La li­tur­gie com­mence dans la soi­rée du 6 jan­vier pour s’ache­ver vers mi­nuit ou aux pre­mières heures du ma­tin. Au­cun rite par­ti­cu­lier ne marque cette cé­lé­bra­tion si ce n’est l’ana­phore de Saint Gré­goire et la pro­ces­sion au­tour de l’église avec l’icône de la Na­ti­vi­té.

En ef­fet, les jours de grandes fêtes, c’est l’ana­phore de Saint Gré­goire qui est chan­tée. Elle est fort longue et très belle avec des tons par­ti­cu­liers et de nom­breuses prières li­ta­niques.

Au cours de cette li­tur­gie, une pro­ces­sion est or­ga­ni­sée au­tour de l’église, par trois fois, avant le chant so­len­nel en copte et en arabe de l’évan­gile. Un diacre, mar­chant à re­cu­lons, porte l’icône de la Na­ti­vi­té que le prêtre en­cense pen­dant tout le par­cours. Au re­tour de­vant la porte du sanc­tuaire cette pro­ces­sion fait trois fois le tour de l’au­tel.

Au terme de cette cé­lé­bra­tion noc­turne très longue, les fi­dèles rentrent chez eux pour rompre le jeûne en man­geant la "fat­ta" tra­di­tion­nelle, un mé­lange de viande avec du riz et du pain, le tout ar­ro­sé avec le jus dans le­quel la viande a été cuite.

C'est ain­si que pren­dra fin le jeûne de la Na­ti­vi­té dans l’Eglise copte or­tho­doxe qui avait com­men­cé au len­de­main de la fête de Saint Mé­nas le 16 du mois de ha­tour (25 no­vembre).

Ja­dis, ce jeûne du­rait qua­rante jours. Vers l’an­née 976, le pa­triarche copte Abra­ham le Sy­rien (975-978) ajou­ta trois jours sup­plé­men­taires au jeûne de la Na­ti­vi­té en sou­ve­nir du mi­racle de la translation de la mon­tagne du Mo­kat­tam. Ce­la se pas­sa sous le règne du ca­life fa­ti­mide Moëz Li­dine Il­lah (969-976). Le ca­life de­man­da au pa­triarche Abra­ham le Sy­rien de dé­pla­cer la mon­tagne do­mi­nant la ville du Caire afin de confir­mer cette pa­role de l’Evan­gile: "Si vous avez de la foi gros comme un grain de sé­ne­vé, vous di­rez à cette mon­tagne: Trans­porte-toi d’ici à là, et elle se dé­pla­ce­ra, et rien ne vous se­ra im­pos­sible".
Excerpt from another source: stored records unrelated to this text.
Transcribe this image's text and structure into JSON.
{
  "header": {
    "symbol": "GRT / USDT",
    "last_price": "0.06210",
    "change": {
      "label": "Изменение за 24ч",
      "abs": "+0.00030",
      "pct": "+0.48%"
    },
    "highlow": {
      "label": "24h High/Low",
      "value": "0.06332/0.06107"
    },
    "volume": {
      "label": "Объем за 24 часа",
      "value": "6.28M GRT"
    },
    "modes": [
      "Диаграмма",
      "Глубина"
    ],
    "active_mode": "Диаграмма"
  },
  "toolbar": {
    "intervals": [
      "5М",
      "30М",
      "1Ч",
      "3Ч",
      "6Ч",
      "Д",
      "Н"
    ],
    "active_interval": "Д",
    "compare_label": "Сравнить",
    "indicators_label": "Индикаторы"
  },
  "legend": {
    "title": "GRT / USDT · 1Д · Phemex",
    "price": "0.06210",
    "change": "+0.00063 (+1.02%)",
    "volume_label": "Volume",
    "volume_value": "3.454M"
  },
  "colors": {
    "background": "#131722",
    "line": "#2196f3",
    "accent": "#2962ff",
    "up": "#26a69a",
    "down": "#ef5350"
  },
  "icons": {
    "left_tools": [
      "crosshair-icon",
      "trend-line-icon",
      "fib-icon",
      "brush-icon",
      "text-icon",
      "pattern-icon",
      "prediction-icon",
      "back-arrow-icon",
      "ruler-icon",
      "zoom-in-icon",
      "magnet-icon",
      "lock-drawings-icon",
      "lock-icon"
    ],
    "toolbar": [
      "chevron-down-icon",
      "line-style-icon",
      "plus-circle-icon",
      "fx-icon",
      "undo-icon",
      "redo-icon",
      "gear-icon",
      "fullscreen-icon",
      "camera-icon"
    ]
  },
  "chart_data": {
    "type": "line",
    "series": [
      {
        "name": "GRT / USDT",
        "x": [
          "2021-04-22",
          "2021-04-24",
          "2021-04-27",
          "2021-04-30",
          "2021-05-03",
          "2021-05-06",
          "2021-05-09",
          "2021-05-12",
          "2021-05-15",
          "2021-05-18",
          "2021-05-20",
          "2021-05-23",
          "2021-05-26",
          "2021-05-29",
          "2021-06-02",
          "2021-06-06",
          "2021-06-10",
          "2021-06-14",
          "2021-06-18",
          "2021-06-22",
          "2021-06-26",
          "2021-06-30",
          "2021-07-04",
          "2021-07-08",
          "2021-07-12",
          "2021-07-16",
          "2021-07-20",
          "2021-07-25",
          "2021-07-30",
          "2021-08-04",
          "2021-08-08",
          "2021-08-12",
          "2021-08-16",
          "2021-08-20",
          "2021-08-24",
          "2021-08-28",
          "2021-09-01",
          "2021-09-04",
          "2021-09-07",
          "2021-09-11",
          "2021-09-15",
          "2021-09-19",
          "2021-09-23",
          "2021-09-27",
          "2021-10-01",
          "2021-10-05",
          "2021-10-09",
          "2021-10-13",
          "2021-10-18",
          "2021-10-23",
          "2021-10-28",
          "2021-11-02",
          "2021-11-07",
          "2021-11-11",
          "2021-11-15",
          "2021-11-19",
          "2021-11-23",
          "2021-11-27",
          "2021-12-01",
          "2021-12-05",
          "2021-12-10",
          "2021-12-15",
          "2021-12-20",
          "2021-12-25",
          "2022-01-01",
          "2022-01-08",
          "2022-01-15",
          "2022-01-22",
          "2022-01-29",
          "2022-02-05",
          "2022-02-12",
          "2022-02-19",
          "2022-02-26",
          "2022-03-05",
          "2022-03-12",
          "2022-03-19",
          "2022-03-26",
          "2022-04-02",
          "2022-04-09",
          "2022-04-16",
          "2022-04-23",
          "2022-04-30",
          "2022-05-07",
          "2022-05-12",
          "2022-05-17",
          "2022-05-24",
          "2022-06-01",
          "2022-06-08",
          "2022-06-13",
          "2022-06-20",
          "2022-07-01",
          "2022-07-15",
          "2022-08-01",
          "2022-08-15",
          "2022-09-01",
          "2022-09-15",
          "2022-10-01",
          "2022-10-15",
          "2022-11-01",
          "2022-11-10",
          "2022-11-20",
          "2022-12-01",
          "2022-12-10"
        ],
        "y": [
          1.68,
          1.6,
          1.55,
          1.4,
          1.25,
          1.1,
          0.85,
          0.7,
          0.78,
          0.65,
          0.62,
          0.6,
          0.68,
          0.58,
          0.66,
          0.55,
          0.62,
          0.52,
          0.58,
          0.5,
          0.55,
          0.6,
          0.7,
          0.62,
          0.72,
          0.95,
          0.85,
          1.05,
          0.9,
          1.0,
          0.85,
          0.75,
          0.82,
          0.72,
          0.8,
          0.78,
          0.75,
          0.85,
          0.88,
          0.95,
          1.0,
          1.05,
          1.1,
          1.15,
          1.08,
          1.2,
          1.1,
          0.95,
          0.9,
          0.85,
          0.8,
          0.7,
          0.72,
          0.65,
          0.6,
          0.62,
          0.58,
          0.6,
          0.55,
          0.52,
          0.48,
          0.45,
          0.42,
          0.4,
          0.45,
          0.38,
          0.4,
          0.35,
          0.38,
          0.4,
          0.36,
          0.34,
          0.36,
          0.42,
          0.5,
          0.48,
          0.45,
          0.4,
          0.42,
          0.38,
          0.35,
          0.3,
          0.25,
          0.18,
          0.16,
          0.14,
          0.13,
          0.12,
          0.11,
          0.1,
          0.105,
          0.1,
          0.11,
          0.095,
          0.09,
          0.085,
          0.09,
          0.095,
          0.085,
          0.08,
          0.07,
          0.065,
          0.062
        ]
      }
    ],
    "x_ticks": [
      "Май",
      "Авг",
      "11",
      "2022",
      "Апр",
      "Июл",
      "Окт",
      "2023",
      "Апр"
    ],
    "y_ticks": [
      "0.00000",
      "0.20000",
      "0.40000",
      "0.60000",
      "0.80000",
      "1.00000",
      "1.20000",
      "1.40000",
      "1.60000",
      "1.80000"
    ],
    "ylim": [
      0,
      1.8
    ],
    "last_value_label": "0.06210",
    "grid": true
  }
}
La Vierge Ma­rie ap­pa­rut alors au pa­triarche dans l’église de la Moal­la­qah au Vieux-Caire et elle lui dé­si­gna un homme ap­pe­lé Sa­maane qui pour­rait ob­te­nir de Dieu ce mi­racle. Le pa­triarche or­don­na un jeûne de trois jours. Au ma­tin du troi­sième jour, la terre trem­bla et la mon­tagne du Mo­kat­tam se dé­pla­ça. Le ca­life émer­veillé don­na l’ordre de res­tau­rer toutes les églises d’Egypte.

C’est donc en sou­ve­nir de ce mi­racle que les Coptes jeûnent trois jours sup­plé­men­taires lors du jeûne de la Na­ti­vi­té.